Dawn Southworth's mixed media works on paper and wood have earned this artist fellowships from the Massachusetts Cultural Council in each of the disciplines of Painting and Drawing.
In addition, Southworth's installations and constructed objects have been awarded the prestigious NEA/NEFA Fellowship in the category of sculpture. Most recently Dawn received the
The Berkshire Taconic Foundation's Artist Resource Trust Award.
Dawn's work has been the subject of numerous solo exhibitions nationally, at galleries and museums, including: the Maguerite Oestreicher Gallery in New Orleans; the James Gallery in
Houston, TX; Cavin-Morris Gallery in New York City; and regionally at Clark Gallery and the Addison Gallery of American Art.
Her work is represented in many public and private collections including: the Decordova Museum and Sculpture Park, the Boston Public Library, Fidelity Management and Research,
and the Addison Gallery of American Art.
Under the auspices of the Massachusetts Cultural Council, Dawn has conducted numerous Artist-In-Residency Programs for schools throughout the Commonwealth. In addition, Dawn continues
to work with children as the Upper School Art Teacher at the Glen Urquhart School in Beverly.
To make her mixed media constructions Dawn Southworth employs a variety of materials and processes. Dawn joins fleeting scraps of cloth, wood, paper and metal into cohesive indicators
of both a natural world and human presence. An inventory list of objects in her studio would include: battered fabrics, burnt ironing board covers, linen napkins, thread, thrift store
paintings, anonymous photographs, ceramic shards, scrap metal and vines. She selects and organizes materials, surfaces, colors, and spatial patterns into a new and highly charged personal imagery.
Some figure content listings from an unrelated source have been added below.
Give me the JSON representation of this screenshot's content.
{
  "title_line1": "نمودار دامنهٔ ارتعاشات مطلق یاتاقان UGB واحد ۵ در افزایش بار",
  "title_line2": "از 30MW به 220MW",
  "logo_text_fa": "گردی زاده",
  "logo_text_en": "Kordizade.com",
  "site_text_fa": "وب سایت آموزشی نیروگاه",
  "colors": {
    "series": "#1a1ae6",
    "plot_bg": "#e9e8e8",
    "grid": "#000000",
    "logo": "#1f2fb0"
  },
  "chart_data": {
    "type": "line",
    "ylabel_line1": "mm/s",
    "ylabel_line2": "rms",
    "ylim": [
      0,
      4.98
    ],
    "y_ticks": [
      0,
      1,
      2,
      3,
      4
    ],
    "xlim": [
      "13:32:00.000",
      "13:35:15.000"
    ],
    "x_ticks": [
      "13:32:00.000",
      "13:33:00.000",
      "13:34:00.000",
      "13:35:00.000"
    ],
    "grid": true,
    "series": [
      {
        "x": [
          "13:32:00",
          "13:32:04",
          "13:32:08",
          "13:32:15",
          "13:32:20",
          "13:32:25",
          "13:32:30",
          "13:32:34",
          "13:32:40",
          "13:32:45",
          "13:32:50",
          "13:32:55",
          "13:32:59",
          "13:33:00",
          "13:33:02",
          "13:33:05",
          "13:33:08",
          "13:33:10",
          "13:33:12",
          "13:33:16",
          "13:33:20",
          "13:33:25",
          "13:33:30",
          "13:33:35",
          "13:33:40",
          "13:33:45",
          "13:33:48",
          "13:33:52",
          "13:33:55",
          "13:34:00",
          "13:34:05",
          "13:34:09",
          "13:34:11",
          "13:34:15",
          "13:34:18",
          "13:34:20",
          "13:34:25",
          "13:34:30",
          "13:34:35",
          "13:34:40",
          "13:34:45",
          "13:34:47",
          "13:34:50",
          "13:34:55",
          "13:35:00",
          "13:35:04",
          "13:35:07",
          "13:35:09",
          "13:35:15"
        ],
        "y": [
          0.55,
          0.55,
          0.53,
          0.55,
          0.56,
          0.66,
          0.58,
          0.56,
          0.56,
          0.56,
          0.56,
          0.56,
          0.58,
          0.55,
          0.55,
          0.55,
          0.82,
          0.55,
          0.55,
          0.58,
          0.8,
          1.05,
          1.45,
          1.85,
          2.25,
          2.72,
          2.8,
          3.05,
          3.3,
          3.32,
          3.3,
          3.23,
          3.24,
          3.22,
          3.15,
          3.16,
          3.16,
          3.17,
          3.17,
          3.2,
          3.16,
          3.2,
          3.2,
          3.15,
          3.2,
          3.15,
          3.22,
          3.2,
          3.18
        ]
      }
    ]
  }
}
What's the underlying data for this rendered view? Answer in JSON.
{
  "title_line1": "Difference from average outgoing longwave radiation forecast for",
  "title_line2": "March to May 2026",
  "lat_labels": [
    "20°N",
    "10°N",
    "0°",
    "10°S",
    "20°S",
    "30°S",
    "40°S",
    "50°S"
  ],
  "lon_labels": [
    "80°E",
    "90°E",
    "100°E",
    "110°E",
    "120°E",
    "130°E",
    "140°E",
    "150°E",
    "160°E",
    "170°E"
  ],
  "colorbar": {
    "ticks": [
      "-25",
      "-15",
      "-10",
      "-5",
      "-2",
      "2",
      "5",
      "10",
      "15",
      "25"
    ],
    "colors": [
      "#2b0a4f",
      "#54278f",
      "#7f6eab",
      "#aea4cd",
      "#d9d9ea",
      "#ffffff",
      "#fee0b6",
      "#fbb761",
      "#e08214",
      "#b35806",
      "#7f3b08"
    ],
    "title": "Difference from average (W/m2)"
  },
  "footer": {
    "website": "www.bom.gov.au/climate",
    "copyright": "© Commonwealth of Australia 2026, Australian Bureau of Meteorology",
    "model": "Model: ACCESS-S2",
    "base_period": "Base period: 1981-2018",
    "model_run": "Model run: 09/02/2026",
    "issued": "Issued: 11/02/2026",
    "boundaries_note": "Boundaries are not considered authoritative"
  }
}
Southworth awakens our sensibilities to the immense collision of values, forms and effects derived from simple things discovered in our most familiar places. Shared among the objects
Southworth assembles is a history of human labor and endeavor. Common things that fingers have plied or carressed. Southworth provides a continuim by faithfully working her materials
with obsessive and repetitive methods such as stitching, cobbling, and assorted fastening techniques along with repeated tearing, cutting, burning and piercing.